İddianamede, sanıkların “kent uzlaşısı” formülü çerçevesinde faaliyet gösteren örgüt mensupları oldukları gerekçesiyle haklarında soruşturma başlatıldığı belirtiliyor. Ayrıca, sanıkların terör örgütü PKK ile bağlarının olduğuna dair çeşitli delillerin bulunduğu aktarılıyor.
Sanık Cemalettin Yüksel’in evinde yapılan aramada ele geçirilen bir dokümanda, “Şüphe yoktur. 6-8 Ekim olaylarının toplumsal açıdan yarattığı derin yaraları sarmanın yolu bu olaylarla ilgili hakikatin açığa çıkarılması-10 Ekim.” ifadelerinin yazdığı bir metne ulaşıldığı bilgisi veriliyor. Bu yazının, HDP Merkez Yürütme Kurulu’nun çağrısıyla gerçekleştirilen 6-7-8 Ekim 2014’teki sokak olaylarıyla ilgili olduğu belirtiliyor.
Sancaktepe belediye meclis üyesi Elif Gül’ün ise terör örgütünün kırsal alanında, 1-2 Kasım 2014’te eşi ve kızıyla çekilen fotoğrafları bulunduğu kaydediliyor.
İddianameye göre, Elif Gül’ün eşiyle 29 Ekim 2014’te Şırnak Habur Sınır Kapısı’ndan çıkış yaptığı, 2 Kasım’da ise tekrar giriş yaptığı tespit edilmiştir. Gül’ün, örgütün sözde özel kuvvetler sorumlusuyla 2012 yılında çekilen fotoğraflarının da ele geçirildiği ifade ediliyor.
Sanıkların evlerinde yapılan aramalarda çok sayıda örgütsel doküman bulundukları, HTS incelemeleri sonucu terör örgütüyle bağlantılı birçok kişiyle iletişim haline geçtikleri belirtildi. İddianamede, bazı sanıkların “kent uzlaşısı” adı altında, terör örgütü mensuplarının İstanbul’daki çeşitli ilçe belediyelerine yerleştirilmesine yönelik talimatlar doğrultusunda faaliyet gösterdikleri bilgisi yer alıyor.
Sanıkların terör örgütünün mali yapısını desteklemek ve saha gücünü artırmak amacıyla planlı bir şekilde çalıştıkları ifade edilerek, HDK’nın sözde Türkiye yürütmesi olan KCK altında siyasi bir yapılanma oluşturduğu vurgulandı.

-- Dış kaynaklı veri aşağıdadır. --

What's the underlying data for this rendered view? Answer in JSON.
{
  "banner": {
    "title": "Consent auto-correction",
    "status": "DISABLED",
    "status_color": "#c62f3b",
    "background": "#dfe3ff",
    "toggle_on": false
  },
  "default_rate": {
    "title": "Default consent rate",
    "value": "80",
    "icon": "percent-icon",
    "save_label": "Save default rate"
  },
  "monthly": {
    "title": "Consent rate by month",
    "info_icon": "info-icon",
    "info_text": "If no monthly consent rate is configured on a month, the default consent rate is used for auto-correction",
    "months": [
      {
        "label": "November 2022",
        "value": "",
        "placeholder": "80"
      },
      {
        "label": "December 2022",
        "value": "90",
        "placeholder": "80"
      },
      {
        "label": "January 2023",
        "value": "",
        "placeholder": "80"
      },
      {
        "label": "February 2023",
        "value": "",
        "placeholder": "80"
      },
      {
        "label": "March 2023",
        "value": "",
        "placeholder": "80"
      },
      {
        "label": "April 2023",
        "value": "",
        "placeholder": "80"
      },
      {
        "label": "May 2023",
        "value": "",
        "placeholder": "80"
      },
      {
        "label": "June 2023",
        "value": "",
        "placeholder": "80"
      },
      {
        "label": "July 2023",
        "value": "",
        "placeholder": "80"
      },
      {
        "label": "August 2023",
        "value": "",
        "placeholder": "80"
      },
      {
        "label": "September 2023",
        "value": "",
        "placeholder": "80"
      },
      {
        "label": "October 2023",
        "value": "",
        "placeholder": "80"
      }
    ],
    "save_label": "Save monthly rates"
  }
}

Demokratik Toplum Kongresi’nin (DTK) de Yargıtay 16. Ceza Dairesi kararıyla terör örgütü unsuru olarak kabul edildiği, KCK’nın talimatları doğrultusunda HDK ve diğer unsurlara rol verildiği belirtildi. İddianamede, sanıkların terör örgütüyle organik bağlar kurduğu ve üzerlerine atılı “silahlı terör örgütüne üye olmak” suçunu gerçekleştirdikleri bilgisi veriliyor.
Sonuç olarak sanıkların, “silahlı terör örgütüne üye olmak” suçundan 7 yıl 6 ay hapisle cezalandırılmaları talep ediliyor.